Em reação, um usuário da rede identificado como "Pedrao Bicampeao" propôs um debate com Camargo sobre o racismo, racismo estrutural e pautas sociais.
"Você coloca todos os seus pontos de vista na mesa e a gente debate", sugeriu.
"Não debato com escravos", respondeu o presidente da Fundação, gerando ainda mais comentários na rede social.
As cópias destas postagens — e de outras — estão anexadas ao processo.

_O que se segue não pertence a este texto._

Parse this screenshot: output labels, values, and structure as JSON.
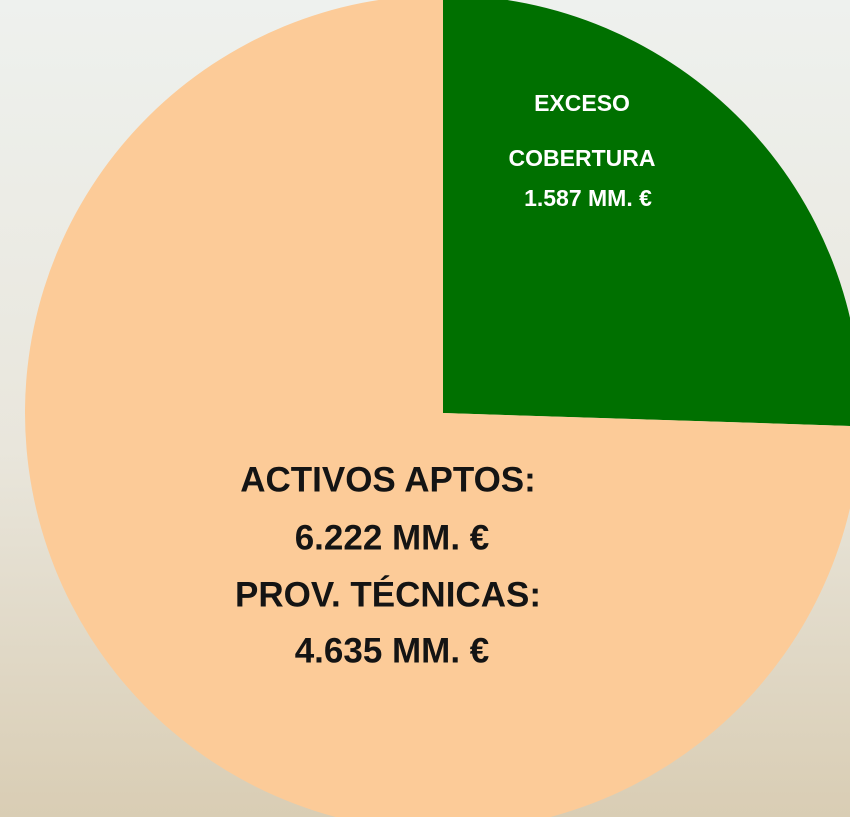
{
  "chart_data": {
    "type": "pie",
    "categories": [
      "EXCESO COBERTURA",
      "PROV. TÉCNICAS:"
    ],
    "values": [
      1587,
      4635
    ],
    "value_labels": [
      "1.587 MM. €",
      "4.635 MM. €"
    ],
    "colors": [
      "#007000",
      "#fccb98"
    ],
    "total": {
      "label": "ACTIVOS APTOS:",
      "value": 6222,
      "value_label": "6.222 MM. €"
    }
  }
}
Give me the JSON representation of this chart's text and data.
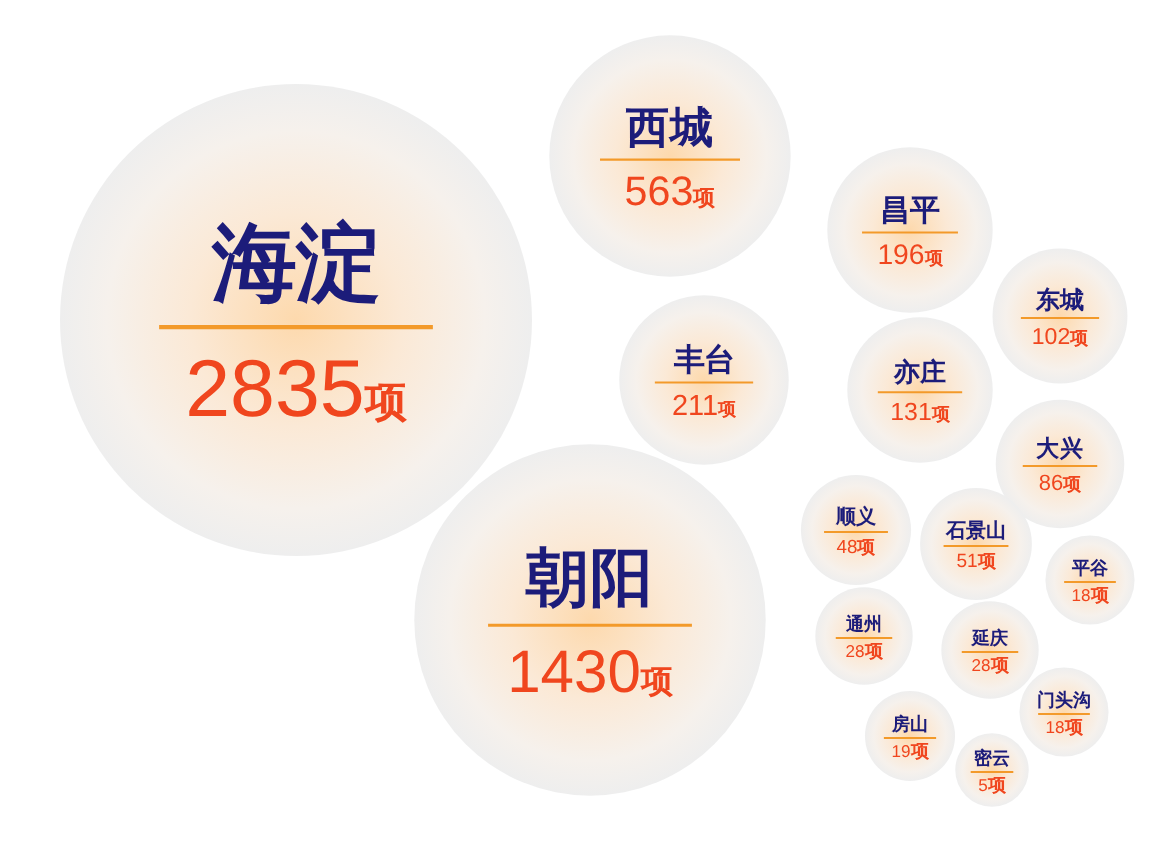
{
  "chart_data": {
    "type": "other",
    "categories": [
      "海淀",
      "西城",
      "昌平",
      "东城",
      "丰台",
      "亦庄",
      "大兴",
      "朝阳",
      "顺义",
      "石景山",
      "平谷",
      "通州",
      "延庆",
      "房山",
      "密云",
      "门头沟"
    ],
    "values": [
      2835,
      563,
      196,
      102,
      211,
      131,
      86,
      1430,
      48,
      51,
      18,
      28,
      28,
      19,
      5,
      18
    ],
    "value_labels": [
      "2835项",
      "563项",
      "196项",
      "102项",
      "211项",
      "131项",
      "86项",
      "1430项",
      "48项",
      "51项",
      "18项",
      "28项",
      "28项",
      "19项",
      "5项",
      "18项"
    ],
    "color": "#f0461e"
  }
}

"Como é seu costume, o réu teceu agressões gratuitas para pessoas que ele - como Presidente da Fundação Palmares - deveria assistir e contribuir na resolução de problemas", escreveu Botelho, que defende que a postura de Camargo nas redes sociais serve para "mostrar trabalho alinhado com os mandamentos da família Bolsonaro".
Para o advogado, o fato de o conteúdo ter sido publicado na conta no Twitter é um ato agravante do presidente da Fundação Palmares, porque ele a usa "essencialmente com viés da publicidade do trabalho no cargo". Ele escreveu na peça também que se trata de "sério e grave risco de mais danos irreparáveis ou de difícil reparação da continuidade do réu ofendendo pessoas através de redes sociais".
"Cada dia que o réu inventar nova agressão e acusação sem qualquer método aceitável, levará no futuro o Estado brasileiro a pagar indenizações", argumentou.